The Return of political prisoners, prisoners of war and forced laborers from Germany to France, Belgium and the Netherlands had slowed to a trickle by August 1945.   If someone had not yet come home or at least gotten a message to his or her family by then, it was unlikely that they ever would.

And yet the families and loved ones kept hoping.  Dutch-Paris had several prisoners still missing at the end of that summer.   One Dutch-Paris leader put an advertisement in the newspaper asking for any information about his sister.  He received two letters in response from women who had been prisoners at Ravensbruck with her and could tell him about her final days.

Other families made an endless round of the Red Cross and the social ministries and every other organization they could think of that might have contacts in Germany who might have information.   One Belgian family filled out endless forms searching for a missing person and made personal inquiries among returned political prisoners.  They had almost reconciled themselves to their prisoner’s death in late 1945 when the Belgian foreign office told them that the Soviets reported that they had the man and were exchanging him for a Soviet citizen.   How happy the family was as they prepared to welcome home their husband and brother.   But he didn’t arrive and he didn’t arrive.   Finally, months and months later, the Soviets said they had made a spelling error.  They knew nothing about the missing man.   The family had to accept that the story another prisoner had told them about the missing man being in a factory that was bombed into rubble in the last weeks of the war must be true.
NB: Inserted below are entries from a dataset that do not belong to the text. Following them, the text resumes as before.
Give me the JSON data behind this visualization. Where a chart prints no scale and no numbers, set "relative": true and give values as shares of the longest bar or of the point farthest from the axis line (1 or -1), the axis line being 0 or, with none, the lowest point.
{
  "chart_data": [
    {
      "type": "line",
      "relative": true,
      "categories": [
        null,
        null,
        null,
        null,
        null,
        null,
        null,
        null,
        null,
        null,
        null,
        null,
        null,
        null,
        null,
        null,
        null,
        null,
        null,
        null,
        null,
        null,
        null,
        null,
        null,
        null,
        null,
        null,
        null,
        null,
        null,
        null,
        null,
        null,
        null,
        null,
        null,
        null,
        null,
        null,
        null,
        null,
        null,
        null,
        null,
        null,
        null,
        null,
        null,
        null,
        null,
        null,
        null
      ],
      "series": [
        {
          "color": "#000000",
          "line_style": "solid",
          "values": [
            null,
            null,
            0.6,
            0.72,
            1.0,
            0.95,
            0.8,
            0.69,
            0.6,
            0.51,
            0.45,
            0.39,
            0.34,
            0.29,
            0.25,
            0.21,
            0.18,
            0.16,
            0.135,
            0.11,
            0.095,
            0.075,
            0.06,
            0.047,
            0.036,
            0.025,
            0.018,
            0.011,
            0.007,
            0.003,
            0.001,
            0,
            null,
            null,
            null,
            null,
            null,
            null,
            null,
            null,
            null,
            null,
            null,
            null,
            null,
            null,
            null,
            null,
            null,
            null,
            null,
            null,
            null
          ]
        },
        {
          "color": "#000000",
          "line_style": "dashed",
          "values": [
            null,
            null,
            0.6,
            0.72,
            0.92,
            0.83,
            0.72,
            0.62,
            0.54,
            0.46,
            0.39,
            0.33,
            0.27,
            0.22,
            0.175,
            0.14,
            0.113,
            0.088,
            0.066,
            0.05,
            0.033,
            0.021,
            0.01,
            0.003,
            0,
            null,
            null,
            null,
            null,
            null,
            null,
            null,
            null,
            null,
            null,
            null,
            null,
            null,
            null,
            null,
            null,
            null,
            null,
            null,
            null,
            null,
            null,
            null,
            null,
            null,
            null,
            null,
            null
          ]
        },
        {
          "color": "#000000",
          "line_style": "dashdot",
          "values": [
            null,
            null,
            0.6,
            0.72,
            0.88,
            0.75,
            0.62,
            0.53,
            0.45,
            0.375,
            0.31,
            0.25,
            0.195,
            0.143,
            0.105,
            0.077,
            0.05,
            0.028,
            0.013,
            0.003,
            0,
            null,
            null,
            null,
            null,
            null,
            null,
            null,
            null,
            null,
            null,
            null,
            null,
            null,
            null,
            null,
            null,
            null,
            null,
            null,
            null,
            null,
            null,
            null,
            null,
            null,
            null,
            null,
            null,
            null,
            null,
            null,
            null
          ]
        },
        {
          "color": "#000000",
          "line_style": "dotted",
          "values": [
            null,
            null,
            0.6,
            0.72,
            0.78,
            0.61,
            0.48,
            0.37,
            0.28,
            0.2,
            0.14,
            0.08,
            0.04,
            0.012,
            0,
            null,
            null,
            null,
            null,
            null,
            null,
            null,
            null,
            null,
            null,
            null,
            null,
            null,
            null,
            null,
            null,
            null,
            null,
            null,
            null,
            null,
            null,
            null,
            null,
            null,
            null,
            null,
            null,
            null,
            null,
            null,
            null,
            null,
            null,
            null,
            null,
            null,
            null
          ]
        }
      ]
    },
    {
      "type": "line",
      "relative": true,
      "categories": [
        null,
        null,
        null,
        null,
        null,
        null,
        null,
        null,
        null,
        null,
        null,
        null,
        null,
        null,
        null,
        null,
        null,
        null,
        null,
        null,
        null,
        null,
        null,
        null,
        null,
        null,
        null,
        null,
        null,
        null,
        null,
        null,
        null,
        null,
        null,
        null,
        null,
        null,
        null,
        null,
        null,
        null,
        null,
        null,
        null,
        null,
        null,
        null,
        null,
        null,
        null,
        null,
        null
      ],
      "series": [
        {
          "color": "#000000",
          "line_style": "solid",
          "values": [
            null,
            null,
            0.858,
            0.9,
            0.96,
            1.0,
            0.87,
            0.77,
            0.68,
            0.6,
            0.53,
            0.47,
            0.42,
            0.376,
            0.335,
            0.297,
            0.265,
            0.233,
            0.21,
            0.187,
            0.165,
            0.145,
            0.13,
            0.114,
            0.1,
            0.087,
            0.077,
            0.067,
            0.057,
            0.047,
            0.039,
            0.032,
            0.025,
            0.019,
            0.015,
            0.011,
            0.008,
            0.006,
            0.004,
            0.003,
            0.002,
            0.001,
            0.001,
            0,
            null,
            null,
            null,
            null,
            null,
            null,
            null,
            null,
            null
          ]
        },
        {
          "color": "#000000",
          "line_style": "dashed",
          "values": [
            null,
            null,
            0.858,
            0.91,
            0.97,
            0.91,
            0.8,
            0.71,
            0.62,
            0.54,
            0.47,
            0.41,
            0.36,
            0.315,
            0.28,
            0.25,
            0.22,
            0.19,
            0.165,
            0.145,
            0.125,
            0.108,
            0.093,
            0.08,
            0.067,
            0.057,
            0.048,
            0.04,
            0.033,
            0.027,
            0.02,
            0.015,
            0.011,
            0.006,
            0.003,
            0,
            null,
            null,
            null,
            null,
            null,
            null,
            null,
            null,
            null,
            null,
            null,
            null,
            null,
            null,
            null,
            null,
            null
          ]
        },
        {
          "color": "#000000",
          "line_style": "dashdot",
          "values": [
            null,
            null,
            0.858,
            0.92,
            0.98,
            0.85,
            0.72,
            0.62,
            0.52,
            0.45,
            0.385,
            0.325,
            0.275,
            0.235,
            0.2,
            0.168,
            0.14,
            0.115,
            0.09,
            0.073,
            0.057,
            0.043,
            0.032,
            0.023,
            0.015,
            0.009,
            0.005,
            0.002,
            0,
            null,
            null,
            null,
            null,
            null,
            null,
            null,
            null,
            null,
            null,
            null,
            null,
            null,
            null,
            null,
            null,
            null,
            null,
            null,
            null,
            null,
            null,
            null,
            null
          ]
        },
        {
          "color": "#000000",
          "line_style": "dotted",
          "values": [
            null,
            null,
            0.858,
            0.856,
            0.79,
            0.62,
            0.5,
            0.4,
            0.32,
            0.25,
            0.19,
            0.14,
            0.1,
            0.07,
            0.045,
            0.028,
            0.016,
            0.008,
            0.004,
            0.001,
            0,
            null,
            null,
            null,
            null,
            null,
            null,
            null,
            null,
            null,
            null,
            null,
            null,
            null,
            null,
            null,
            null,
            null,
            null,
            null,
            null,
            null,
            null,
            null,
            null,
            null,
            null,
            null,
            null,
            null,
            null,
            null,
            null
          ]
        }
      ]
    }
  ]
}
The uncertainty about the fate of missing persons had practical as well as psychological ramifications.   If you could not prove that a person had died, you could not get a death certificate.  Without a death certificate, property could not be sold, nor could benefits be collected.   Surviving families were cast into destitution.  This was such a common and pressing problem in the Netherlands that the Dutch parliament changed the laws regarding the issuance of death certificates in cases of displaced persons.

In the case of Dutch-Paris, the lack of a father’s death certificate left his children without means or a legal guardian.   It took a great deal of official correspondence and bureaucratic dealings to straighten out the children’s legal situation on the part of both their uncle and the official leader of Dutch-Paris.  Fortunately they had adults to advocate for them.   The Netherlands still has over 500 names on its list of missing persons from WWII.